ЧАСТЬ ТРЕТЬЯ (7)

[1] [2] [3] [4]

— Разумеется, разумеется… Я вам одну лишь детальку приведу: дела такого рода отнесены к административным, а на практике ведутся как уголовные. И сама эта практика еще не успела сложиться. А нам без практики, без прецедента и без многочисленных разъяснений и толкований ух как тяжело!

Было непонятно, иронизирует адвокат или говорит серьезно.

— Но давайте последовательно, — продолжал он, и теперь уже явно приступил к сути. — Ситуация из ряда вон. Как развивалось следствие поначалу, мне было известно от Леопольда Михайловича. Ваш рассказ только уточнил кое-какие факты. И я уверен, мои предположения — я их высказал тогда же вашему покойному другу — подтвердились теперь. Но уже без него, без него… На кого-то следствие хотело выйти, видимо, на него, здравый смысл подсказывает. С художниками, — с валютой и прочим что-то там не получилось, но надо было отыграться, обязательно надо! И он уже был в сетях. Вокруг него все очень удобно выстраивалось. Человек вне… так сказать, вне общественной сферы… он поставил себя вне — или выше, если хотите, — каких-либо организаций, а это… не поощряется, мм-да-с… Теперь эти ваши собрания, диспуты, чтение лекций в приватном порядке — и круг недостаточно тесен, это всегда неосторожность! — это всегда кончается чем-нибудь… в этом роде… Теперь поставьте себя на место следователя…

Адвокат принялся, наконец, набивать и раскуривать трубку. Никольский мрачно вставил:

— Не собираюсь. Поставить себя на место этого..!

Адвокат махнул зажатой в ладони трубкой и нацелил мундштук ее в грудь Никольскому.

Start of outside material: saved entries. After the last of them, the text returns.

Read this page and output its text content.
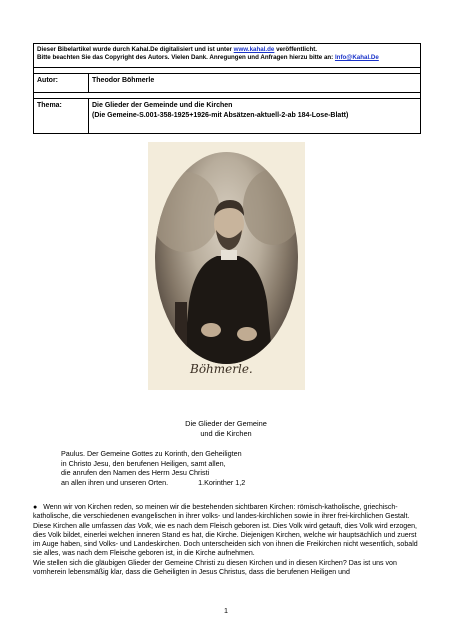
Dieser Bibelartikel wurde durch Kahal.De digitalisiert und ist unter www.kahal.de veröffentlicht.
Bitte beachten Sie das Copyright des Autors. Vielen Dank. Anregungen und Anfragen hierzu bitte an: Info@Kahal.De	

Autor:	Theodor Böhmerle

Thema:	Die Glieder der Gemeinde und die Kirchen
(Die Gemeine-S.001-358-1925+1926-mit Absätzen-aktuell-2-ab 184-Lose-Blatt)
Böhmerle.
Die Glieder der Gemeine
und die Kirchen
Paulus. Der Gemeine Gottes zu Korinth, den Geheiligten
in Christo Jesu, den berufenen Heiligen, samt allen,
die anrufen den Namen des Herrn Jesu Christi
an allen ihren und unseren Orten.	1.Korinther 1,2
● Wenn wir von Kirchen reden, so meinen wir die bestehenden sichtbaren Kirchen: römisch-katholische, griechisch-katholische, die verschiedenen evangelischen in ihrer volks- und landes-kirchlichen sowie in ihrer frei-kirchlichen Gestalt. Diese Kirchen alle umfassen das Volk, wie es nach dem Fleisch geboren ist. Dies Volk wird getauft, dies Volk wird erzogen, dies Volk bildet, einerlei welchen inneren Stand es hat, die Kirche. Diejenigen Kirchen, welche wir hauptsächlich und zuerst im Auge haben, sind Volks- und Landeskirchen. Doch unterscheiden sich von ihnen die Freikirchen nicht wesentlich, sobald sie alles, was nach dem Fleische geboren ist, in die Kirche aufnehmen.
Wie stellen sich die gläubigen Glieder der Gemeine Christi zu diesen Kirchen und in diesen Kirchen? Das ist uns von vornherein lebensmäßig klar, dass die Geheiligten in Jesus Christus, dass die berufenen Heiligen und
1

— А я, милый мой, только этим и занимаюсь. Так вот, на месте следователя. Крупное дело не получилось. Улик не хватило, ума не хватило, что-то наверху переменилось, —мы не знаем. Поглуше стали в печати ругать абстрактную живопись, вам не кажется, нет? Допускаю, что это одна из возможных причин… Что же делает следователь? Просто-напросто закрыть дело? Это поражение. Повернули поэтому на Леопольда Михайловича. По всем признакам видно, что в последнее время его готовили в подсудимые. И вдруг —пресловутое вдруг! — все меняется. Вы догадываетесь?

— Догадываюсь, — подтвердил Никольский. — Смерть Леопольда Михайловича? Ухватился за Арона?

Адвокат рассмеялся.

— Видите! Как вы легко оказались на месте следователя! Вы показали ему заключение о смерти, — а утром следующего дня — он не мешкал — он уже готовил дело. Не просто на какого-то тунеядца… а громкое дело, — с прессой, с заказной статьей. С фа-ми-ли-ей!

— То есть?

— Чудесная фамилия для такого дела: Фин-кель-май-ер! Звучит. И все это литературно-эстетическое обрамление… Кстати, будет ли ваш знаменитый Мэтр выступать на стороне защиты?

— Ну нет! — покривился Никольский. — Это не для него. Он и так на сердечных каплях сидит. И, скажу вам, толку все равно было бы мало. Острить и рассуждать о судьбах поэзии — не это же нужно?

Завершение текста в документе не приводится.